El déficit de generación eléctrica es alarmante, llegando a 1900 megavatios en los momentos de mayor demanda. No hay diésel suficiente, y las centrales termoeléctricas más importantes, como las de Mariel, Felton y Cienfuegos, sufren averías o están en mantenimiento. Incluso, más de cien pequeñas plantas distribuidas han quedado fuera de servicio.
Dónde y cuándo
Esta realidad de penumbra se extiende por toda Cuba, pero se siente con especial fuerza en enero de 2026. Ciudades como La Habana experimentan cortes de electricidad que superan las seis horas, sumiendo a barrios enteros en el silencio y la oscuridad.
Las autoridades y medios de prensa informan sobre la situación. Mientras tanto, en las casas, los ciudadanos son los que viven esta espera, noche tras noche, con la mirada puesta en la calle, buscando el regreso de la luz.
Por qué es importante
Los apagones no son un mero inconveniente; son un freno para la vida del país. Afectan no solo los hogares, dejando a las familias en la oscuridad, sino también los motores de la economía: la agricultura, las fábricas y los servicios. Cada corte es una pausa forzada, una pérdida de producción y de oportunidades.

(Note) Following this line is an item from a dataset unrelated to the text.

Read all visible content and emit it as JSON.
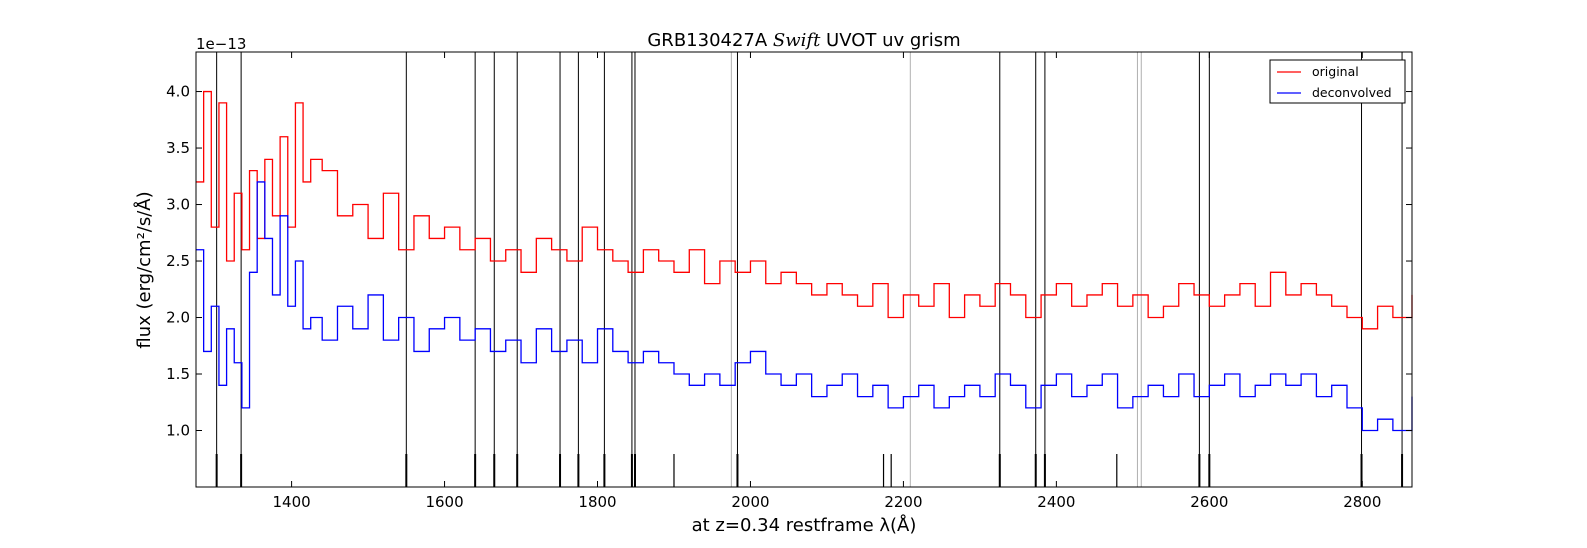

Esta crisis subraya la vulnerabilidad de Cuba ante la falta de recursos energéticos, poniendo en evidencia la dependencia de combustibles que hoy escasean. La luz es el pulso del día a día, y su ausencia detiene el ritmo de todo.
Qué dicen las partes
Los reportes oficiales señalan que la ausencia del petróleo venezolano, que antes era un pilar para la isla, ha contribuido enormemente a este desbalance. Las medidas externas y la situación en Venezuela han reducido esos envíos vitales, complicando el panorama.
Por otro lado, la voz del pueblo resuena en las redes sociales. Se escucha la frustración y la preocupación por la falta de soluciones duraderas. Un sistema eléctrico que arrastra años de poca inversión, dicen, está pagando ahora la cuenta más alta.
Qué viene ahora
El camino hacia la estabilidad eléctrica en Cuba parece largo y lleno de obstáculos. Se anticipa que los cortes de energía continuarán siendo una constante, y la demanda de electricidad seguirá superando la capacidad de generación.
La búsqueda de soluciones a largo plazo es urgente, pero compleja. Mientras tanto, los cubanos seguirán ajustando sus vidas a la sombra de los apagones, esperando que el horizonte traiga una luz más estable para la isla.